If the wheels were coming off the great "blue wave" Democrat sweep narrative because it's figurehead, Biden, was being exposed as a crook, liar, bribe-taking dirty dealer, then the Deep State's dream of a new world order might be coming to a quick and premature end.
Once the market opened and the social media giants made it clear that the story would not be allowed to circulate through their platforms, the PPT had its marching orders or really, really smart money started buying and kept buying all day as it became clear that Facebook, Twitter and the mainstream media would not make mention of the article or any of the subsequent articles from the Post (which had its twitter account locked) or mentions of it by President Trump's campaign team (ditto) or anybody else.
So, there you have it. Americans are being played, not just by the media or lying politicians, but Wall Street hucksters who make their plays in the futures market and move money in the cash market. It's like an elaborate game of three-card monte in which the brokerages owned by the biggest banks are the dealers and the general public are the marks. The scheme relies upon computer algorithms that respond to headlines promulgated by their allies in the mainstream media. Some of it works automatically, to make markets and individual stocks go in whichever direction they please, despite fundamentals, earnings, p/e ratios and tools like that which used to help determine stock prices and real value.
No more. Those days are over. Today's stock markets are controlled by unseen forces beyond the ken of most wizened traders or analysts. It's a new ball game. The PPT is part of it. The meida is another cog in the wheel, and in the end, nothing happens without the whirring sounds of computer fans at server farms in New York and New Jersey pushing HFTs (High Frequency Trading) through the system formerly know as "markets."

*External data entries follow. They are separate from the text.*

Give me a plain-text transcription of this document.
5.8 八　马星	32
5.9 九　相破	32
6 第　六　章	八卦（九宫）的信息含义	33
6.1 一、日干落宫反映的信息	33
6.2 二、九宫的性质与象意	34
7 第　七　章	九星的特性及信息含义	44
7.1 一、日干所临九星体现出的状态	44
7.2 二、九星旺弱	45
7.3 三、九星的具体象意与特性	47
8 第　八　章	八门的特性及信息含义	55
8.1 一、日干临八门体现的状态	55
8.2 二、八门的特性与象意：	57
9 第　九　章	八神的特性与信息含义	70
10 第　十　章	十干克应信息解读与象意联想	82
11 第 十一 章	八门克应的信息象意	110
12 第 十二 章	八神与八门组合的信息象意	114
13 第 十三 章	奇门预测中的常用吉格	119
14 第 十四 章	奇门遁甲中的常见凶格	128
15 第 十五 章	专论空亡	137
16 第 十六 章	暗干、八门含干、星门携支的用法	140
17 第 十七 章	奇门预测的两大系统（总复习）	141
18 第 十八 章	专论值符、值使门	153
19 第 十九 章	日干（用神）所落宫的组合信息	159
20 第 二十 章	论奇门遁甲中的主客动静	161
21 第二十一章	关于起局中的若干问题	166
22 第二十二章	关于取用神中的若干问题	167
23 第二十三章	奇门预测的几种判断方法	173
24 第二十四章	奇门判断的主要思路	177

These aren't markets any more. They haven’t been markets in any traditional sense for a long time, at least since the GFC of ’08-09 and likely earlier. These are control mechanisms, deep state constructs designed to influence public behavior, stifle awareness and shunt free thought. Think you can beat the market? Do you have trillions of dollars available at a moment's notice from the central bank? They do, and you can't possibly win unless you play their game.
The alternative is to not play at all, a position that’s becoming increasingly popular as institutions become monolithic oligarchies and individual freedoms are beaten to the curb.
It’s not for everybody, but it’s at least an option.